Unless the bad debtors, consisting of thousands of small, medium and big-scale enterprises, currently under the management of the Indonesian Bank Restructuring Agency, restructure their loans, the manufacturing industry will remain in the doldrums. Without that restructuring they will remain inaccessible to new lines of working-capital credits, a prerequisite for them either to resume or increase their rate of production. Similarly, until the huge burden of foreign corporate debts, estimated at more than US$60 billion, is restructured or rescheduled, foreign trade financing will remain a major hurdle to exports and imports. This is especially damaging as imports are still the biggest source of capital goods for investment and industrial materials and components.

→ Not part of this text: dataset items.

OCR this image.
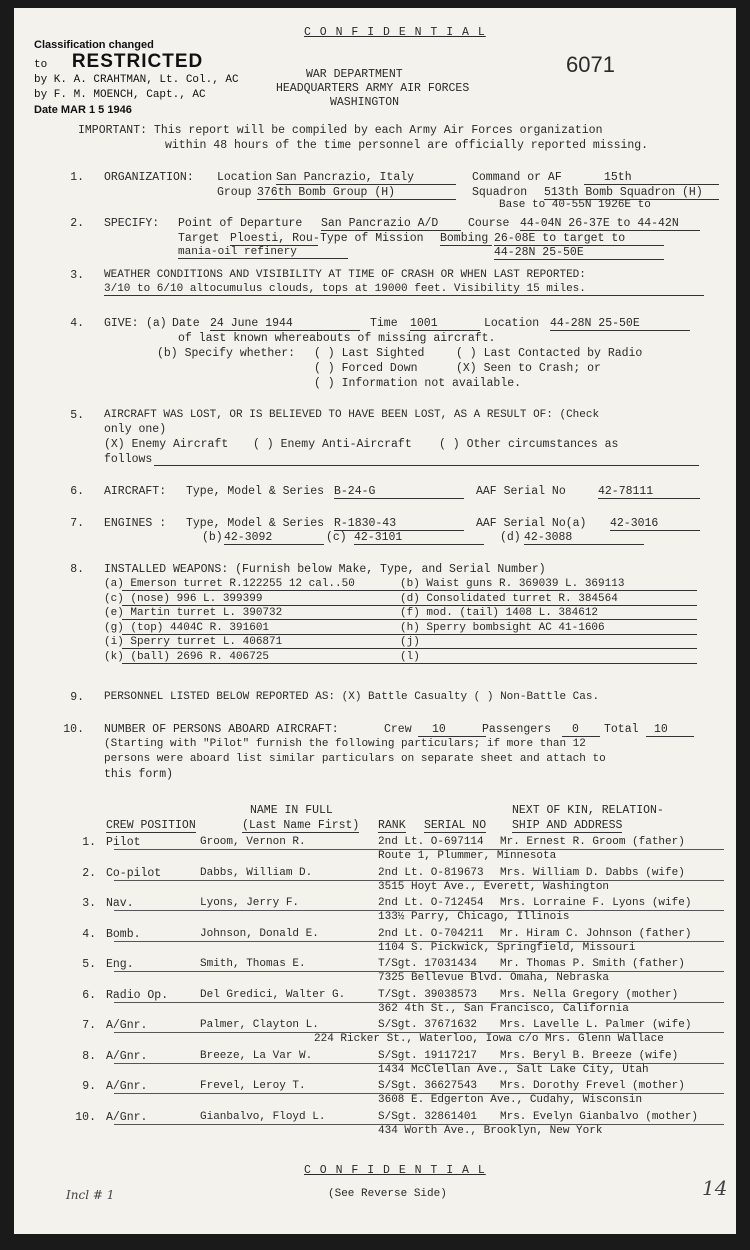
Classification changed
to RESTRICTED
by K. A. CRAHTMAN, Lt. Col., AC
by F. M. MOENCH, Capt., AC
Date MAR 1 5 1946
C O N F I D E N T I A L
6071
WAR DEPARTMENT
HEADQUARTERS ARMY AIR FORCES
WASHINGTON
IMPORTANT: This report will be compiled by each Army Air Forces organization
within 48 hours of the time personnel are officially reported missing.
1. ORGANIZATION: Location San Pancrazio, Italy	Command or AF	15th
Group 376th Bomb Group (H)	Squadron 513th Bomb Squadron (H)
Base to 40-55N 1926E to
2. SPECIFY: Point of Departure San Pancrazio A/D	Course 44-04N 26-37E to 44-42N
Target Ploesti, Rou- Type of Mission Bombing 26-08E to target to
mania-oil refinery	44-28N 25-50E
3. WEATHER CONDITIONS AND VISIBILITY AT TIME OF CRASH OR WHEN LAST REPORTED:
3/10 to 6/10 altocumulus clouds, tops at 19000 feet. Visibility 15 miles.
4. GIVE: (a) Date 24 June 1944	Time 1001	Location 44-28N 25-50E
of last known whereabouts of missing aircraft.
(b) Specify whether: ( ) Last Sighted	( ) Last Contacted by Radio
( ) Forced Down	(X) Seen to Crash; or
( ) Information not available.
5. AIRCRAFT WAS LOST, OR IS BELIEVED TO HAVE BEEN LOST, AS A RESULT OF: (Check
only one)
(X) Enemy Aircraft ( ) Enemy Anti-Aircraft ( ) Other circumstances as
follows
6. AIRCRAFT: Type, Model & Series B-24-G	AAF Serial No	42-78111
7. ENGINES : Type, Model & Series R-1830-43	AAF Serial No(a) 42-3016
(b) 42-3092	(c) 42-3101	(d) 42-3088
8. INSTALLED WEAPONS: (Furnish below Make, Type, and Serial Number)
(a) Emerson turret R.122255 12 cal..50	(b) Waist guns R. 369039 L. 369113
(c) (nose) 996 L. 399399	(d) Consolidated turret R. 384564
(e) Martin turret L. 390732	(f) mod. (tail) 1408 L. 384612
(g) (top) 4404C R. 391601	(h) Sperry bombsight AC 41-1606
(i) Sperry turret L. 406871	(j)
(k) (ball) 2696 R. 406725	(l)
9. PERSONNEL LISTED BELOW REPORTED AS: (X) Battle Casualty ( ) Non-Battle Cas.
10. NUMBER OF PERSONS ABOARD AIRCRAFT:	Crew	10	Passengers	0	Total	10
(Starting with "Pilot" furnish the following particulars; if more than 12
persons were aboard list similar particulars on separate sheet and attach to
this form)
NAME IN FULL	NEXT OF KIN, RELATION-
CREW POSITION	(Last Name First) RANK SERIAL NO SHIP AND ADDRESS
1. Pilot	Groom, Vernon R.	2nd Lt. O-697114 Mr. Ernest R. Groom (father)
Route 1, Plummer, Minnesota
2. Co-pilot	Dabbs, William D.	2nd Lt. O-819673 Mrs. William D. Dabbs (wife)
3515 Hoyt Ave., Everett, Washington
3. Nav.	Lyons, Jerry F.	2nd Lt. O-712454 Mrs. Lorraine F. Lyons (wife)
133½ Parry, Chicago, Illinois
4. Bomb.	Johnson, Donald E.	2nd Lt. O-704211 Mr. Hiram C. Johnson (father)
1104 S. Pickwick, Springfield, Missouri
5. Eng.	Smith, Thomas E.	T/Sgt. 17031434 Mr. Thomas P. Smith (father)
7325 Bellevue Blvd. Omaha, Nebraska
6. Radio Op.	Del Gredici, Walter G.	T/Sgt. 39038573 Mrs. Nella Gregory (mother)
362 4th St., San Francisco, California
7. A/Gnr.	Palmer, Clayton L.	S/Sgt. 37671632 Mrs. Lavelle L. Palmer (wife)
224 Ricker St., Waterloo, Iowa c/o Mrs. Glenn Wallace
8. A/Gnr.	Breeze, La Var W.	S/Sgt. 19117217 Mrs. Beryl B. Breeze (wife)
1434 McClellan Ave., Salt Lake City, Utah
9. A/Gnr.	Frevel, Leroy T.	S/Sgt. 36627543 Mrs. Dorothy Frevel (mother)
3608 E. Edgerton Ave., Cudahy, Wisconsin
10. A/Gnr.	Gianbalvo, Floyd L.	S/Sgt. 32861401 Mrs. Evelyn Gianbalvo (mother)
434 Worth Ave., Brooklyn, New York
C O N F I D E N T I A L
Incl # 1	(See Reverse Side)	14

Likewise, a sustainable strong recovery will never emerge if the banking industry cannot resume major commercial lending. The signs so far are not encouraging as the biggest private-sector and state banks, which account for more than 80 percent of the industry's activities, remain undercapitalized in the real sense. The equivalent of billions of dollars worth of treasury bonds put in their balance sheet as quasi capital to raise their capital adequacy ratio to the minimum 4 percent cannot do much to increase lending capacity if the government does not act soon to create a secondary market for the debt papers.

But even if government intervention could quickly facilitate an active market for the T-bonds, thereby enabling banks to raise more liquidity, it would still be difficult for banks to find creditworthy enterprises to lend to, unless IBRA and the thousands of debtors cannot speed up the process of debt restructuring.